Yen J, Wang L
Dept. of Comput. Sci., Texas A&M Univ., College Station, TX.
IEEE Trans Syst Man Cybern B Cybern. 1999;29(1):13-24. doi: 10.1109/3477.740162.
An important issue in fuzzy-rule-based modeling is how to select a set of important fuzzy rules from a given rule base. Even though it is conceivable that removal of redundant or less important fuzzy rules from the rule base can result in a compact fuzzy model with better generalizing ability, the decision as to which rules are redundant or less important is not an easy exercise. In this paper, we introduce several orthogonal transformation-based methods that provide new or alternative tools for rule selection. These methods include an orthogonal least squares (OLS) method, an eigenvalue decomposition (ED) method, a singular value decomposition and QR with column pivoting (SVD-QR) method, a total least squares (TLS) method, and a direct singular value decomposition (D-SVD) method. A common attribute of these methods is that they all work on a firing strength matrix and employ some measure index to detect the rules that should be retained and eliminated. We show the performance of these methods by applying them to solving a nonlinear plant modeling problem. Our conclusions based on analysis and simulation can be used as a guideline for choosing a proper rule selection method for a specific application.

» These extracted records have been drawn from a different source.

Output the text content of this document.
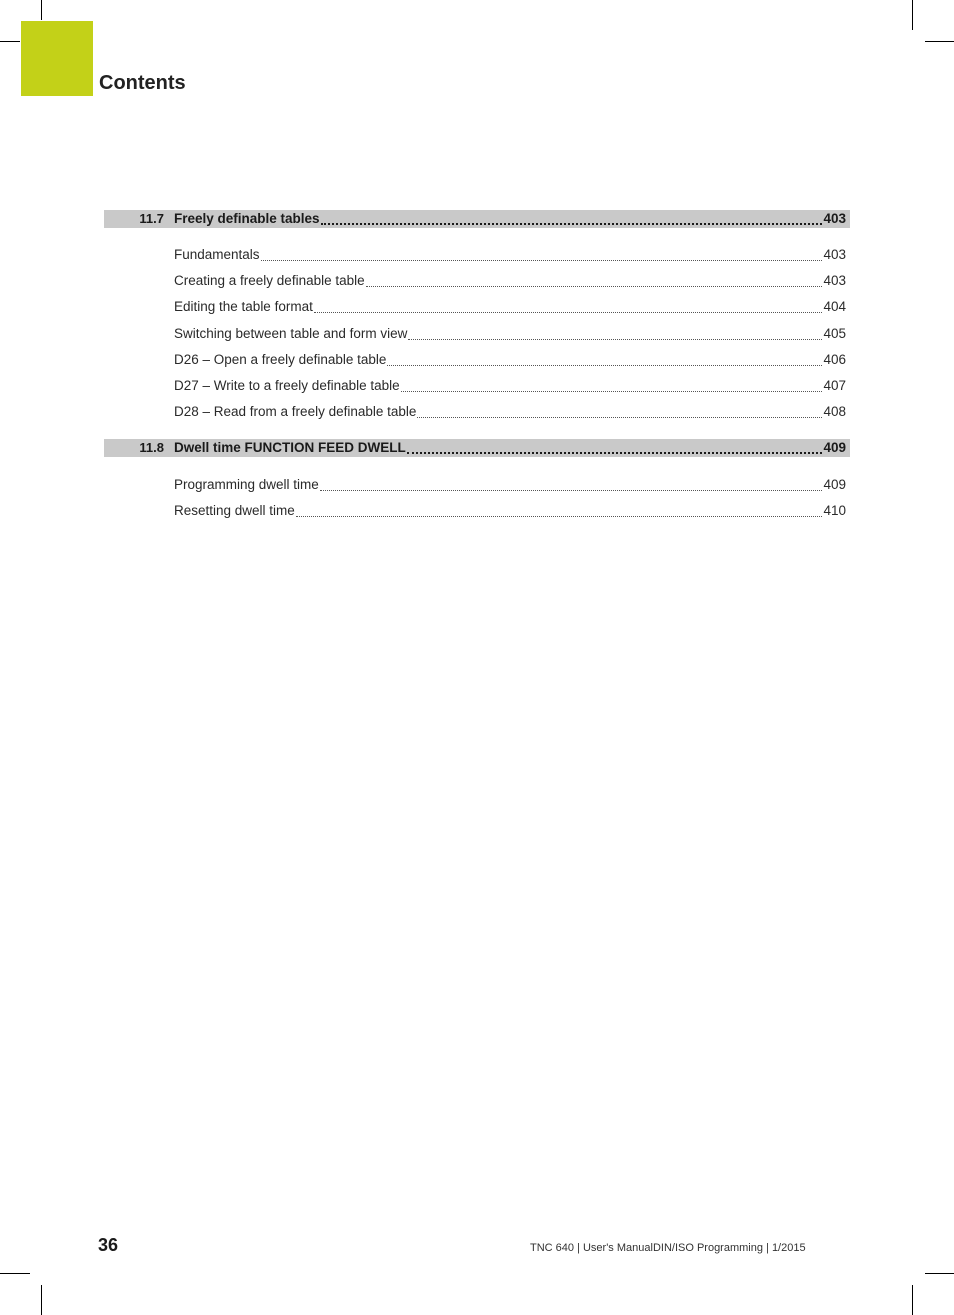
Contents
11.7 Freely definable tables	403
Fundamentals	403
Creating a freely definable table	403
Editing the table format	404
Switching between table and form view	405
D26 – Open a freely definable table	406
D27 – Write to a freely definable table	407
D28 – Read from a freely definable table	408
11.8 Dwell time FUNCTION FEED DWELL	409
Programming dwell time	409
Resetting dwell time	410
36	TNC 640 | User's ManualDIN/ISO Programming | 1/2015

基于模糊规则的建模中的一个重要问题是如何从给定的规则库中选择一组重要的模糊规则。尽管可以想象从规则库中删除冗余或不太重要的模糊规则会得到一个具有更好泛化能力的紧凑模糊模型,但确定哪些规则是冗余或不太重要的并非易事。在本文中,我们介绍了几种基于正交变换的方法,这些方法为规则选择提供了新的或替代的工具。这些方法包括正交最小二乘法(OLS)、特征值分解(ED)法、带列主元的奇异值分解和QR分解(SVD-QR)法、总体最小二乘法(TLS)和直接奇异值分解(D-SVD)法。这些方法的一个共同特点是它们都作用于一个激发强度矩阵,并采用某种度量指标来检测应保留和消除的规则。我们通过将这些方法应用于解决非线性对象建模问题来展示它们的性能。基于分析和仿真得出的结论可作为为特定应用选择合适规则选择方法的指导。